Here are the key takeaways I'd like to share with you:

  • You can sell with only one meeting, you just need to make sure you're generating qualitative traffic that is educated enough.  That is why it is super important that Marketing is aligned with sales. In that case, I've been lucky because I'm the one that handles marketing too 😁.
  • SDRs are not needed when you have qualitative traffic coming to your website. SDRs is a job that shouldn't exist in an inbound company as the contact you're generating and the actions you're pushing should be based on customers' lifecycle. At the moment, we haven't added heavy user scoring model on Crisp but this is something that will allow us to fulfill our vision of an international SaaS software.

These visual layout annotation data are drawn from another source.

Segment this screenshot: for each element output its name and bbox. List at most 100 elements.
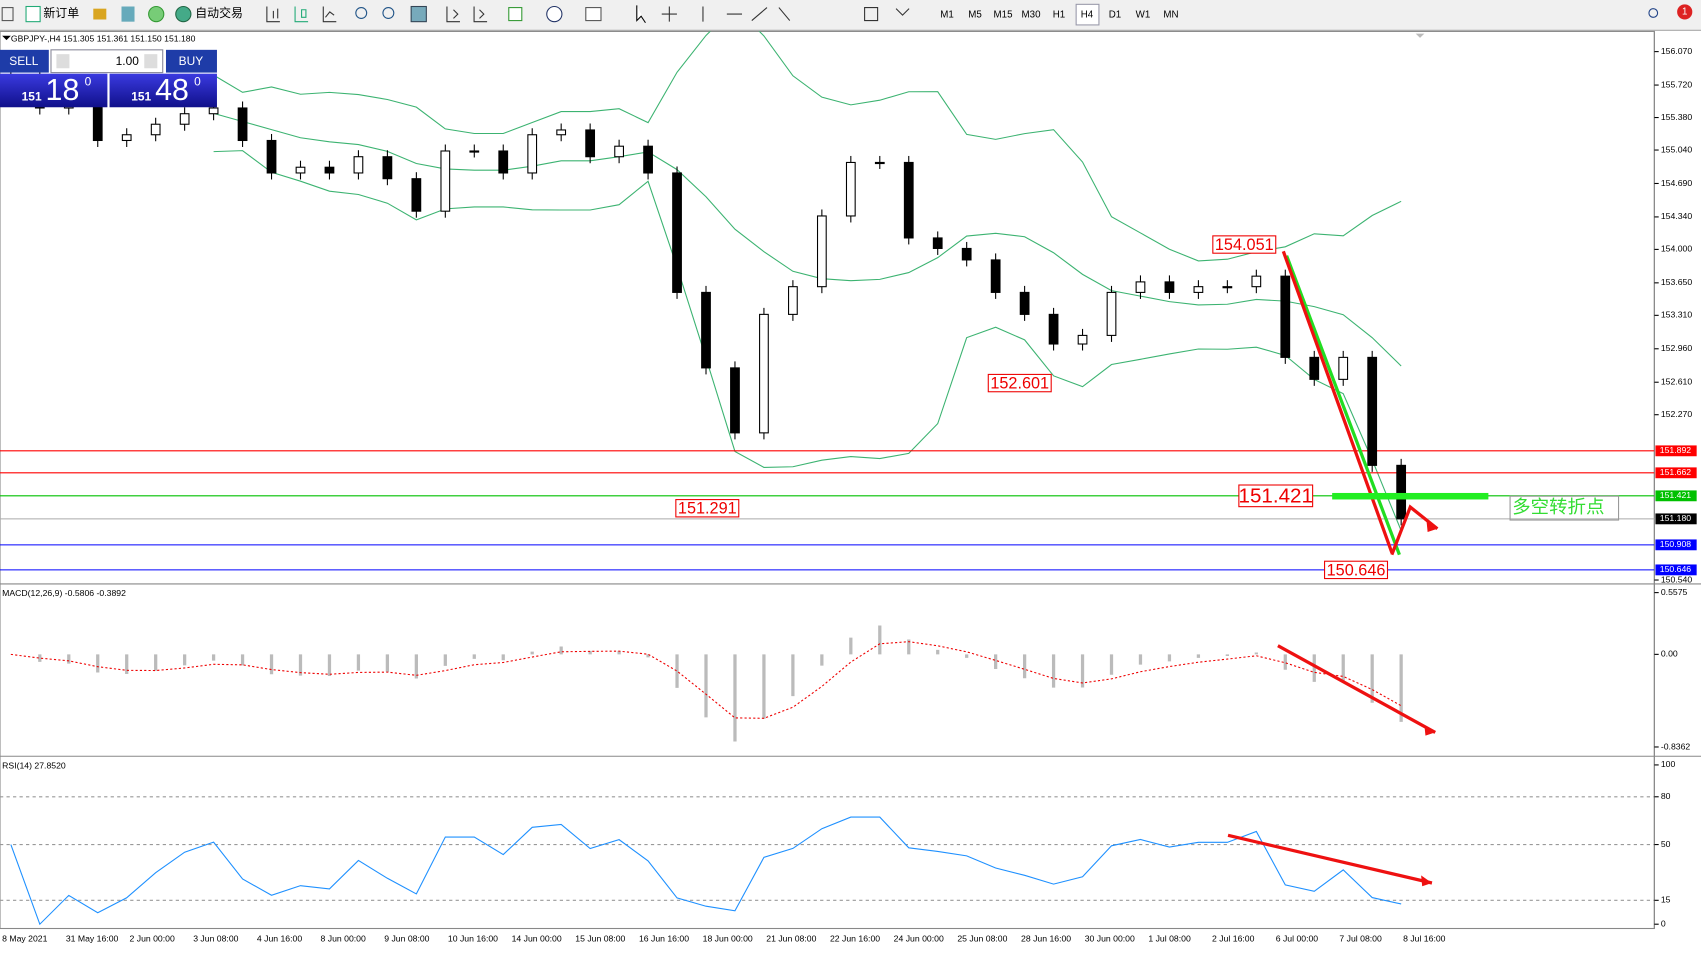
candle xyxy=(730,367,740,434)
ask-pips: 48 xyxy=(155,74,189,107)
ask-big: 151 xyxy=(131,90,151,104)
candle xyxy=(527,134,538,174)
candle xyxy=(179,113,190,125)
arrow-head xyxy=(1421,875,1432,887)
x-tick-label: 24 Jun 00:00 xyxy=(894,934,944,944)
level-tag xyxy=(1655,564,1697,576)
y-tick-label: 155.380 xyxy=(1661,112,1692,122)
bid-big: 151 xyxy=(22,90,42,104)
toolbar-icons xyxy=(1,4,1693,24)
bollinger-band xyxy=(213,31,1402,262)
chart-area xyxy=(0,30,1655,930)
y-tick-label: 0.00 xyxy=(1661,649,1678,659)
trend-line xyxy=(1281,250,1394,554)
candle xyxy=(614,145,624,158)
lot-field[interactable] xyxy=(50,49,164,74)
x-tick-label: 9 Jun 08:00 xyxy=(384,934,429,944)
y-tick-label: 154.000 xyxy=(1661,244,1692,254)
timeframe-button[interactable]: D1 xyxy=(1109,10,1121,21)
notification-badge[interactable]: 1 xyxy=(1682,6,1687,17)
toolbar-button[interactable]: 新订单 xyxy=(43,6,79,20)
candle xyxy=(556,129,567,136)
candle xyxy=(353,156,364,174)
macd-signal xyxy=(10,641,1402,719)
candle xyxy=(845,161,856,217)
level-tag-label: 150.908 xyxy=(1660,539,1691,549)
timeframe-button[interactable]: W1 xyxy=(1136,10,1151,21)
candle xyxy=(816,215,827,288)
last-price-label: 151.180 xyxy=(1660,513,1691,523)
price-annotation-box xyxy=(1238,484,1314,508)
price-annotation: 152.601 xyxy=(990,374,1049,392)
x-tick-label: 3 Jun 08:00 xyxy=(193,934,238,944)
candle xyxy=(237,107,248,142)
candle xyxy=(1367,356,1378,466)
price-annotation-box xyxy=(987,373,1052,393)
candle xyxy=(701,291,711,369)
candle xyxy=(411,178,422,212)
candle xyxy=(295,166,306,174)
price-annotation: 150.646 xyxy=(1327,561,1386,579)
candle xyxy=(324,166,335,174)
lot-value[interactable]: 1.00 xyxy=(116,54,140,68)
candle xyxy=(788,286,798,315)
level-tag xyxy=(1655,539,1697,551)
arrow-head xyxy=(1426,521,1438,532)
x-tick-label: 25 Jun 08:00 xyxy=(957,934,1007,944)
candle xyxy=(1396,464,1407,520)
timeframe-button[interactable]: M30 xyxy=(1022,10,1042,21)
candle xyxy=(1338,356,1349,380)
x-tick-label: 31 May 16:00 xyxy=(66,934,119,944)
candle xyxy=(382,156,393,180)
timeframe-button[interactable]: M1 xyxy=(940,10,954,21)
chart-header: GBPJPY-,H4 151.305 151.361 151.150 151.1… xyxy=(11,33,196,43)
level-tag-label: 151.421 xyxy=(1660,490,1691,500)
x-tick-label: 2 Jun 00:00 xyxy=(130,934,175,944)
main-panel xyxy=(0,31,1655,571)
bid-box[interactable] xyxy=(0,73,108,108)
timeframe-button[interactable]: M5 xyxy=(968,10,982,21)
y-tick-label: 0.5575 xyxy=(1661,587,1688,597)
y-tick-label: 155.720 xyxy=(1661,79,1692,89)
buy-label[interactable]: BUY xyxy=(179,54,204,68)
price-annotation-box xyxy=(1212,235,1277,254)
rsi-line xyxy=(10,816,1402,926)
x-tick-label: 8 Jun 00:00 xyxy=(321,934,366,944)
toolbar-button[interactable]: 自动交易 xyxy=(195,6,243,20)
x-tick-label: 22 Jun 16:00 xyxy=(830,934,880,944)
x-tick-label: 15 Jun 08:00 xyxy=(575,934,625,944)
price-annotation-box xyxy=(1324,560,1389,580)
turning-point-label: 多空转折点 xyxy=(1512,496,1604,517)
bid-fraction: 0 xyxy=(85,75,92,89)
sell-label[interactable]: SELL xyxy=(9,54,39,68)
toolbar xyxy=(0,0,1701,31)
turning-box xyxy=(1509,495,1620,521)
candle xyxy=(759,313,769,434)
timeframes: M1 M5 M15 M30 H1 H4 D1 W1 MN xyxy=(940,3,1179,26)
x-tick-label: 4 Jun 16:00 xyxy=(257,934,302,944)
rsi-panel xyxy=(0,796,1655,926)
candle xyxy=(1019,291,1030,315)
candle xyxy=(121,134,132,142)
timeframe-button[interactable]: H4 xyxy=(1081,10,1094,21)
price-annotation-box xyxy=(675,499,740,518)
sell-button[interactable] xyxy=(0,49,49,73)
x-tick-label: 1 Jul 08:00 xyxy=(1148,934,1191,944)
candle xyxy=(672,172,682,293)
level-tag-label: 151.662 xyxy=(1660,467,1691,477)
arrow xyxy=(1227,833,1433,885)
ask-box[interactable] xyxy=(109,73,217,108)
y-tick-label: 150.540 xyxy=(1661,574,1692,584)
candle xyxy=(1280,275,1291,358)
macd-header: MACD(12,26,9) -0.5806 -0.3892 xyxy=(2,588,126,598)
timeframe-button[interactable]: M15 xyxy=(994,10,1014,21)
y-tick-label: 100 xyxy=(1661,759,1676,769)
candle xyxy=(1135,281,1146,293)
timeframe-button[interactable]: H1 xyxy=(1053,10,1065,21)
price-annotation: 154.051 xyxy=(1215,236,1274,254)
candle xyxy=(1193,286,1204,293)
candle xyxy=(874,161,885,165)
x-tick-label: 18 Jun 00:00 xyxy=(703,934,753,944)
timeframe-button[interactable]: MN xyxy=(1163,10,1178,21)
buy-button[interactable] xyxy=(165,49,217,73)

  • Following up is painful when you don't have much time to do it but the key is personalization. The higher was my personalization for the follow-up after the demo meeting, the higher was my reply rate. I used an internal tool to check upon activation, invited members, or features activation to see how I could make sure I'd get a reply. Note that form some countries, whatever you do, you'll always be ghosted 👻
  • Sales are hard, why do you make it painful? I'm now working on automating the boring stuff. I mean the follow-up process after a demo. I want it to be fully automated so the future head of sales doesn't have to worry about it and can focus on bigger deals.
  • Scaling demo is totally possible by using webinars as a sales tool. It doesn't need to be an ever-growing number of salespeople that are handling it. My recent tests have shown a 50% closing rate on people who attended a webinar, pretty good results!